Der unter Doppelmordverdacht stehende 17-Jährige, der im Sommer 2023 in Wien zwei Obdachlose erstochen haben soll, war zum Zeitpunkt der Tötungsdelikte zurechnungsfähig.
Zu diesem Schluss kommt ein von der Staatsanwaltschaft Wien eingeholtes Gutachten einer Kinder- und Jugendpsychiaterin, das sich auf den Zeitpunkt der letalen Messerattacken bezieht. Das teilte Behördensprecherin Nina Bussek Donnerstagmittag auf APA-Anfrage mit.
Dem Jugendlichen droht damit eine Anklage wegen zweifachen Mordes und Mordversuchs. Womöglich wird die Anklagebehörde zusätzlich die Unterbringung des Burschen in einem forensisch-therapeutischen Zentrum gemäß § 21 Absatz 2 StGB beantragen. Die Sachverständige geht laut Bussek nämlich sinngemäß davon aus, dass der 17-Jährige einerseits im vergangenen Sommer schuldfähig war und zugleich aufgrund seiner Persönlichkeitsmerkmale derart gefährlich ist, dass im Fall einer Verurteilung haftbegleitende therapeutische Maßnahmen erforderlich sind, weil ansonsten nach seiner Haftentlassung weitere Straftaten mit schweren Folgen zu befürchten wären. Da die Sachverständige allerdings keine Spezialistin für die Erstellung so genannter Gefährlichkeitsprognosen ist, hat die Anklagebehörde einen dafür ausgewiesenen Experten mit der Erstellung eines Gutachtens zur Gefährlichkeit beauftragt. "Dieses Gutachten ist jetzt abzuwarten", sagte Bussek. Mit einer Anklageerhebung dürfte zeitnahe zu rechnen sein.
Der 17-Jährige hatte sich Mitte Dezember in Begleitung seines Anwalts auf eine Polizeiinspektion begeben, nachdem Fahndungsfotos aus Überwachungskameras veröffentlicht und 10.000 Euro für erfolgreiche Hinweise zur Ergreifung des gesuchten Mordverdächtigen ausgelobt worden waren. Der Jugendliche legte bei der Polizei ein Geständnis ab und erklärte, "Stimmen" hätten ihm die Messerangriffe auf schlafende und damit schutz- und wehrlose Menschen befohlen. Am 12. Juli soll der Bursch einen 56-jährigen Mann mit einem Küchenmesser auf einer Parkbank am Handelskai in Wien-Brigittenau erstochen haben. Am 22. Juli soll er mit derselben Waffe in der Venediger Au in Wien-Leopoldstadt einer 51 Jahre alten Frau schwere Stich- und Schnittverletzungen zugefügt haben, die das Opfer überlebte. In der Nacht auf den 9. August soll der 17-Jährige schließlich am Hernalser Gürtel in Wien-Josefstadt einen 55 Jahre alten Mann mit dem Messer getötet haben. Der 17-Jährige befindet sich seit rund acht Monaten in U-Haft.

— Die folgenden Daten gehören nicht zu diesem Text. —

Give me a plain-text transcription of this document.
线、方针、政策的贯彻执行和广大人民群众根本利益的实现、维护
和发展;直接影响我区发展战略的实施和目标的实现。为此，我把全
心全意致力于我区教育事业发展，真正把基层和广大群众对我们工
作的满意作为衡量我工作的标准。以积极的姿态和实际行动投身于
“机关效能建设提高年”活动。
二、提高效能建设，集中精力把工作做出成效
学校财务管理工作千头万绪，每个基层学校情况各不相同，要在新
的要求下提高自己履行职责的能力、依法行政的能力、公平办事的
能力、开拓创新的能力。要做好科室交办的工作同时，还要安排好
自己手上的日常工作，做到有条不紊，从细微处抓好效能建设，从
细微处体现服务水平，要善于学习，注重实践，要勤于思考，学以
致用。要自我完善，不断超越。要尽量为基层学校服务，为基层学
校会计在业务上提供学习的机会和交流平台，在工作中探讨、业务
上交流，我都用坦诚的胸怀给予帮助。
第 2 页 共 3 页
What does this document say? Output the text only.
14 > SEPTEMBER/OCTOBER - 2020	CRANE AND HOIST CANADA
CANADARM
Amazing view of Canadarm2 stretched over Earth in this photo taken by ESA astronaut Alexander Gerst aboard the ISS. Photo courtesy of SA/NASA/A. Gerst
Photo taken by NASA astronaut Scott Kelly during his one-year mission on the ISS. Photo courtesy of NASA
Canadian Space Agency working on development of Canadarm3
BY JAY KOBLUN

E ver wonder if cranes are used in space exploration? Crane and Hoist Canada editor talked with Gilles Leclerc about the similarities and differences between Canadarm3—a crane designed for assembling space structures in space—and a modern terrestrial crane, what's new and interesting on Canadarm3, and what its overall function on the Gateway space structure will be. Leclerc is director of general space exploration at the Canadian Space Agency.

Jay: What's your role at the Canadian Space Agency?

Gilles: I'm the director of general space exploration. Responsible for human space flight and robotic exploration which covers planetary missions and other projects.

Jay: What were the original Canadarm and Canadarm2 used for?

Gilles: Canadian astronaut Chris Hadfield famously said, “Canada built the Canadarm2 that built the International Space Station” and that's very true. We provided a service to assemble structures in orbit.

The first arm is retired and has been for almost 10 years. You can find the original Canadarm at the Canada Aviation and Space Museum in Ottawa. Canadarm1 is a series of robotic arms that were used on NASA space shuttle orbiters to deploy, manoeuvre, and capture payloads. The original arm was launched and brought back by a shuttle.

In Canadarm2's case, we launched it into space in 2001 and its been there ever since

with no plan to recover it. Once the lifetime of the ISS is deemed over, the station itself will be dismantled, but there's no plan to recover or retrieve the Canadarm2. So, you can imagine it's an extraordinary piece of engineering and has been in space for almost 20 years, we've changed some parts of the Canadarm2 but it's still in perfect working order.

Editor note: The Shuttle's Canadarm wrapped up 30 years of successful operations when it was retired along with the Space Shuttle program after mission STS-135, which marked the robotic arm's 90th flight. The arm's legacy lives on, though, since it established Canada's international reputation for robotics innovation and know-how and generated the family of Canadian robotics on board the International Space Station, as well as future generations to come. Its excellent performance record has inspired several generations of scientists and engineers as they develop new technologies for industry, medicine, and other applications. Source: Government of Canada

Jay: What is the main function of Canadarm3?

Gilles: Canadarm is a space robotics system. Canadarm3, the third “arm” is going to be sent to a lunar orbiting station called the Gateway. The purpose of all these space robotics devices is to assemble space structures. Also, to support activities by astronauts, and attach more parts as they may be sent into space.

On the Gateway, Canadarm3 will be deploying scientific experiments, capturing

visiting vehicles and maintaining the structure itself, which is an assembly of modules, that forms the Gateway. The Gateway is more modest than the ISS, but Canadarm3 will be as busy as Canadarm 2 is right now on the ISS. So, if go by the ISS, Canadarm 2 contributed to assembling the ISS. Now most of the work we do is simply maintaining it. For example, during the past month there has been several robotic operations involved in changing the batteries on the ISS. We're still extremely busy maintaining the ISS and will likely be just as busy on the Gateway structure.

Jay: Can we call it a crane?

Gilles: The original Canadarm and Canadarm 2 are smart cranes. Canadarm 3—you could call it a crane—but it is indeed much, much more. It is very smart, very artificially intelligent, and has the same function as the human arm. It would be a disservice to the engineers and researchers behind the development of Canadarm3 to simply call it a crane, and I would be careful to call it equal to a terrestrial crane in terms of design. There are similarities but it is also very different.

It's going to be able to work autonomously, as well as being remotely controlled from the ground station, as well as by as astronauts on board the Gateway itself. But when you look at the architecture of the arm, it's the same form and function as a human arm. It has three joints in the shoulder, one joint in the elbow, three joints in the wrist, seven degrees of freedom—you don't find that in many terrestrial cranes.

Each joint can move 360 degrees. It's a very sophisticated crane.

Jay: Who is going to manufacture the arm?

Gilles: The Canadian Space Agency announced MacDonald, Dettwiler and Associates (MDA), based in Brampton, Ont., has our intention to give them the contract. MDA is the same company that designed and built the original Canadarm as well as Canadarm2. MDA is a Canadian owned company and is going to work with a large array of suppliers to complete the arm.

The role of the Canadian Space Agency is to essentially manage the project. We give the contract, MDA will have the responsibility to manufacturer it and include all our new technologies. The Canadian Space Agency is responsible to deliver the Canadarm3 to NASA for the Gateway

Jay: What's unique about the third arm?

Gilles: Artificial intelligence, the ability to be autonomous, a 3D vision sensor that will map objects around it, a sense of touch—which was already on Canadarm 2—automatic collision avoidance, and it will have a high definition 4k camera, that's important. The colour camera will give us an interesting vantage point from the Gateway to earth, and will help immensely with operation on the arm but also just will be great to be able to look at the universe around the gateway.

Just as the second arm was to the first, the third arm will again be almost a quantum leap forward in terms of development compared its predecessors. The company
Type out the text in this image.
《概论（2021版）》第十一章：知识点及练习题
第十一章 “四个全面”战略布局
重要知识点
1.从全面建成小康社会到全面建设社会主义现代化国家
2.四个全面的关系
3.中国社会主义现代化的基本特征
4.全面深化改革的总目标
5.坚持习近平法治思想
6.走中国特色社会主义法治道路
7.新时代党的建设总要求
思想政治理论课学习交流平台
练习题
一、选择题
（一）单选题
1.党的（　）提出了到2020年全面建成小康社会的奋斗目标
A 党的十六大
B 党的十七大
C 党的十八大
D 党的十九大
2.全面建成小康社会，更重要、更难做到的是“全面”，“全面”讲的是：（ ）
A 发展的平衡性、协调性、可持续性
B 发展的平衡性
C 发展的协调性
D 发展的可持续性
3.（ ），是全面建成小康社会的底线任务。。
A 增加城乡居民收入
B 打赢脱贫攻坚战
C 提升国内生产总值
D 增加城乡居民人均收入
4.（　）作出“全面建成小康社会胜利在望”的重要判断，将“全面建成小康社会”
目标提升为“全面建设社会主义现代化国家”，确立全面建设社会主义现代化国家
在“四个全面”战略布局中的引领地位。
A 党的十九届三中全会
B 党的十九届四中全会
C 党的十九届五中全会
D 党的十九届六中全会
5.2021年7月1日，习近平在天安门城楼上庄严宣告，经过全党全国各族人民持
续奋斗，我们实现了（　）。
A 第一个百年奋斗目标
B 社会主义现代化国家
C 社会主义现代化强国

Bereits gerichtsanhängig ist eine weitere dem Jugendlichen zugeschriebene Gewalttat, die sich zeitlich nach den Tötungsdelikten zugetragen hatte. Der 17-Jährige soll am 18. September seiner Mutter mehrere Rippenbrüche, eine Schädelprellung, Hämatome und Abschürfungen am ganzen Körper zugefügt haben, indem er ihr einen Faustschlag ins Gesicht versetzte und anschließend auf Kopf und Körper der zu Boden gestürzten Frau eintrat. Dazu hat am Landesgericht bereits ein erster Hauptverhandlungstermin wegen absichtlich schwerer Körperverletzung stattgefunden, wobei der Schöffensenat auf Antrag des Verteidigers im Gerichtsauftrag ein Gutachten zur Klärung der Zurechnungsunfähigkeit zum Zeitpunkt der Attacke auf die Mutter einholen ließ. In diesem Gutachten wurde festgestellt, dass beim 17-Jährigen Mitte September Zurechnungsunfähigkeit gegeben war, weshalb nach Ansicht dieser Sachverständigen die Voraussetzungen für eine Unterbringung des Jugendlichen in einem forensisch-therapeutischen Zentrum gemäß Paragraf 21 Abs. 1 StGB erfüllt wären, sollte das Gericht zum Schluss kommen, dass der 17-Jährige seine Mutter schwer verletzt hat. Wann der Körperverletzungsprozess fortgesetzt wird, ist offen. Der dieswöchige zweite Termin wurde kurzfristig wegen Verhinderung des Wahlverteidigers abberaumt.